Fitzpatrick knows people are skeptical about whether crime is actually down and whether NOLA for Life actually works. She also knows what she’s seen firsthand. “Because of personal experience,” she says, “I feel safer now than I did two years ago.”
(Source: FBI Uniform Crime Reports, with a Governing calculation of the 2015 rate based on a population estimate from the U.S. Census.)
When murders rose in early 2015, West and his team decided to revisit their original assessment of violent crime from three years before. What they feared was that a turf war between gangs was responsible for the wave of gun deaths. Instead, they found that a new problem had cropped up. Group-involved murders continued to decline, but domestic violence incidents had increased. The city hired more detectives to work domestic violence cases and changed 911 dispatch protocols so that police would respond faster to domestic violence calls. It expanded training for officers to identify patterns of abuse before they become deadly. The police also noticed a new concentration of group-involved murders in a neighborhood that NOLA for Life hadn’t targeted, prompting the Multiagency Gang Unit and outreach workers from CeaseFire to focus more of their time on that neighborhood.
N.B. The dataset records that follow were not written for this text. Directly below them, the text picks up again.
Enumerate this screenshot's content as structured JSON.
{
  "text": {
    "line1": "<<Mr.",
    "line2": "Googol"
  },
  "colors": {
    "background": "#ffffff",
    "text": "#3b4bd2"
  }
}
After reviewing the crime data, West’s team concluded that the homicide numbers in the first quarter of 2015 were abnormally high, and the numbers would level off over time. “A lot of what we were doing didn’t need to change,” West says. Sure enough, the second half of the year was just shy of the lowest number of murders in a six-month period since the 1970s. After a rocky start, homicides in 2015 ended about 9 percent higher than the year before, still one of the lowest murder tallies in 25 years. The lower level of violence carried over into the first two months of this year, leading The Louisiana Weekly to report in early March that the city was on pace for fewer murders than at any time since 1969. “My response was, it’s really early,” West says. “I think some amount of consistency on both sides helps. Good or bad, it’s just too short of a time frame to really judge.” Maybe West was correct to be cautious. This March saw one of the bloodiest weeks in recent memory, casting doubt on the prospects of another annual decline.
*This story has been updated to reflect the results of an analysis by the Brennan Center for Justice that was released after the May print issue of the magazine went to press.